Does an Employer Have to Provide Notice of Termination?
A notice of termination is an official, written notification from your employer that you’re being laid off or fired from your current position. Reasons for termination can vary from gross misconduct, tardiness, and insubordination to layoffs, corporate closures, or downsizing.
But what if your soon-to-be-former employer didn’t provide you with a written notification? You may be wondering if it’s legal to terminate your employment without official documentation. The answer, as we’ll see in a moment, is: “Yes – most of the time.”
Does an Employer Have to Provide Notice of Termination?
The majority of American workers are “at-will employees.” That means that the employer-employee relationship can end for any reason (or no reason) as long as the employee is not being fired for discriminatory reasons such as race, gender, or sexual orientation, or is not covered by an employment contract.
For employees, being hired at-will means that they can quit or leave at any time, giving two weeks’ notice or no notice at all.
For an employer, it means that virtually any reason for termination – from poor job performance to company restructuring to the whims of upper management – is acceptable, as long as they are not legally defined as discriminatory, and the employee is not protected by a contract or union agreement. There is no federal law that requires a company to issue any sort of notification of termination.
That said, many employers do still provide a termination notice, even though no law necessitates it. In fact, during layoffs, employers will often pay employees through the pay period, or even provide them with severance. They may even choose to so for fired employees, too.
Why do employers provide termination notices and severance, if they’re not legally required to? Companies are motivated by a variety of reasons, including compassion and tradition, as well as the desire to avoid lawsuits from former employees.
Beyond that, if the termination or layoff is motivated by individual fit or performance issues, and not larger market factors that threaten the company’s survival, the employer wants to maintain a reputation as a fair place to work.
Employers have a brand like any other company, and they want it to be a positive one. If you had a choice between working for an organization that provides notice and severance, as opposed to one that drops workers without warning, explanation, or compensation, your decision would be pretty easy to make.
What Is Wrongful Termination?
So, lack of notice of termination in and of itself is likely not against the law. But, there are circumstances under which a termination is illegal. If you lose your job because of the following reasons, you may have been wrongfully terminated:
- Breach of contract
- Constructive discharge
- Employee asked to commit an illegal act
- Company policy is violated
- Public policy is violated
If you believe one of these situations applies, you may have legal recourse. It’s best to consult an employment attorney as soon as possible. In most cases, private-sector employees have 180 days to file a complaint with the Equal Employment Opportunity Commission in cases of wrongful termination based on discrimination, and 90 days after that to file a lawsuit in civil court. Waiting may run out the statue of limitations, preventing you from bringing future lawsuits.
When Termination Notice Is Required
The Fair Labor Standards Act (FLSA) has no requirements that a company must give notice to an employee prior to a termination or layoff.

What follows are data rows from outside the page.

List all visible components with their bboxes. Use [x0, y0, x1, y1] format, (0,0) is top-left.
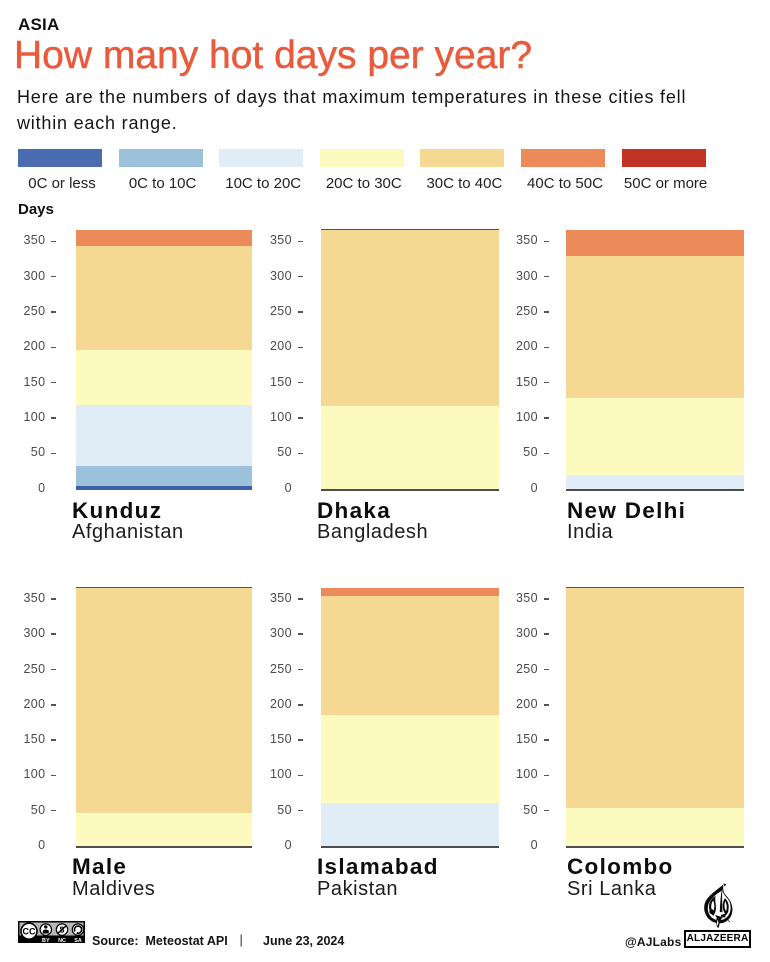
svg-text:NC: NC: [58, 938, 66, 943]
svg-text:SA: SA: [74, 938, 82, 943]
svg-text:BY: BY: [42, 938, 50, 943]
svg-text:CC: CC: [23, 926, 36, 936]
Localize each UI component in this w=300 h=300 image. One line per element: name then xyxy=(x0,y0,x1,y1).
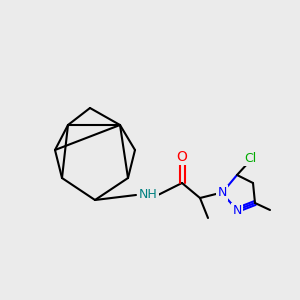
Text: N: N xyxy=(217,187,227,200)
Text: NH: NH xyxy=(139,188,158,202)
Text: Cl: Cl xyxy=(244,152,256,164)
Text: N: N xyxy=(232,205,242,218)
Text: O: O xyxy=(177,150,188,164)
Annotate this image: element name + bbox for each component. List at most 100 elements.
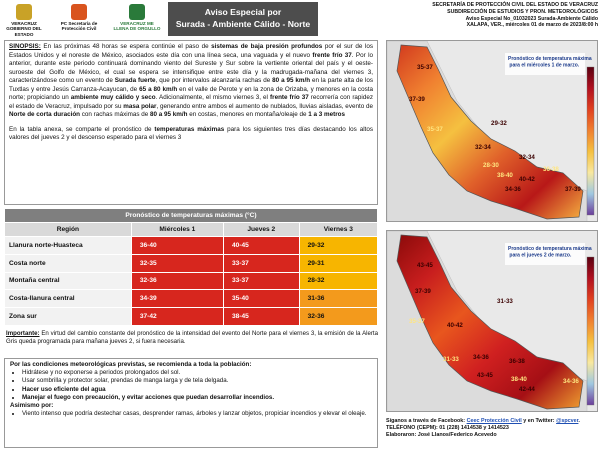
- temperature-label: 32-34: [475, 144, 491, 151]
- synopsis-highlight: Norte de corta duración: [9, 111, 81, 119]
- table-row: Costa norte 32-35 33-37 29-31: [4, 253, 379, 273]
- temperature-cell: 31-36: [298, 289, 379, 309]
- column-header: Miércoles 1: [130, 222, 224, 237]
- temperature-cell: 40-45: [222, 236, 300, 255]
- synopsis-highlight: frente frío 37: [312, 51, 352, 59]
- synopsis-text: En la tabla anexa, se comparte el pronós…: [9, 125, 155, 133]
- logo-icon: [71, 4, 87, 20]
- recommendation: Usar sombrilla y protector solar, prenda…: [22, 377, 372, 385]
- region-cell: Costa norte: [4, 253, 132, 273]
- footer-text: . TELÉFONO (CEPM): 01 (228) 1414538 y 14…: [386, 418, 580, 431]
- logo-icon: [16, 4, 32, 20]
- title-line: Surada - Ambiente Cálido - Norte: [175, 19, 311, 29]
- logo-text: VERACRUZ GOBIERNO DEL ESTADO: [6, 21, 42, 37]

However, if an employee is terminated while under contract and is a part of a union or collective bargaining agreement, employers are required to give notice of termination. In some cases, employers are required to give advance notice on account of mass layoffs, plant closure, or other big corporate closures.
When an employee is terminated or laid off, there are no regulations requiring employers to give advance notice to the employee unless the employee is covered by an individual contract with their employer or employees covered by a union/collective bargaining agreement.
As a courtesy, some employers will give a notice of termination that lists the date an employee’s contract will end, but this varies from employer to employer and is not a federal requirement.
Required Termination-Related Notifications
Although some employers choose to issue termination notices, federal laws do not require any sort of written document explaining the actual reason for termination to an employee.
The only termination-related notifications required by the government are enforced by the Consolidated Omnibus Benefits Reconciliation Act (COBRA) and the Worker Adjustment and Retraining Notification Act (WARN).
COBRA protects the rights for health benefits continuation. Workers and their families that lose their health benefits due to unemployment or other reasons can elect to receive group health benefits for different periods of time. The intent behind COBRA is that an employee (and anyone else in employee's family covered by the employer-provided insurance) will be able to have health insurance while looking for a new position. Americans are eligible for these health benefits on account of many circumstances such as job loss, reduction in employment hours, career transition, death, divorce, and other reasons.
The WARN Act provides for notice to workers prior to layoff. The WARN Act protects employees and their families by enforcing employers with more than 100 employees to provide notice 60 days in advance of covered plant closings and covered mass layoffs.
Also, some states may have requirements for employee notification prior to termination or layoff. Check with your state department of labor for regulations.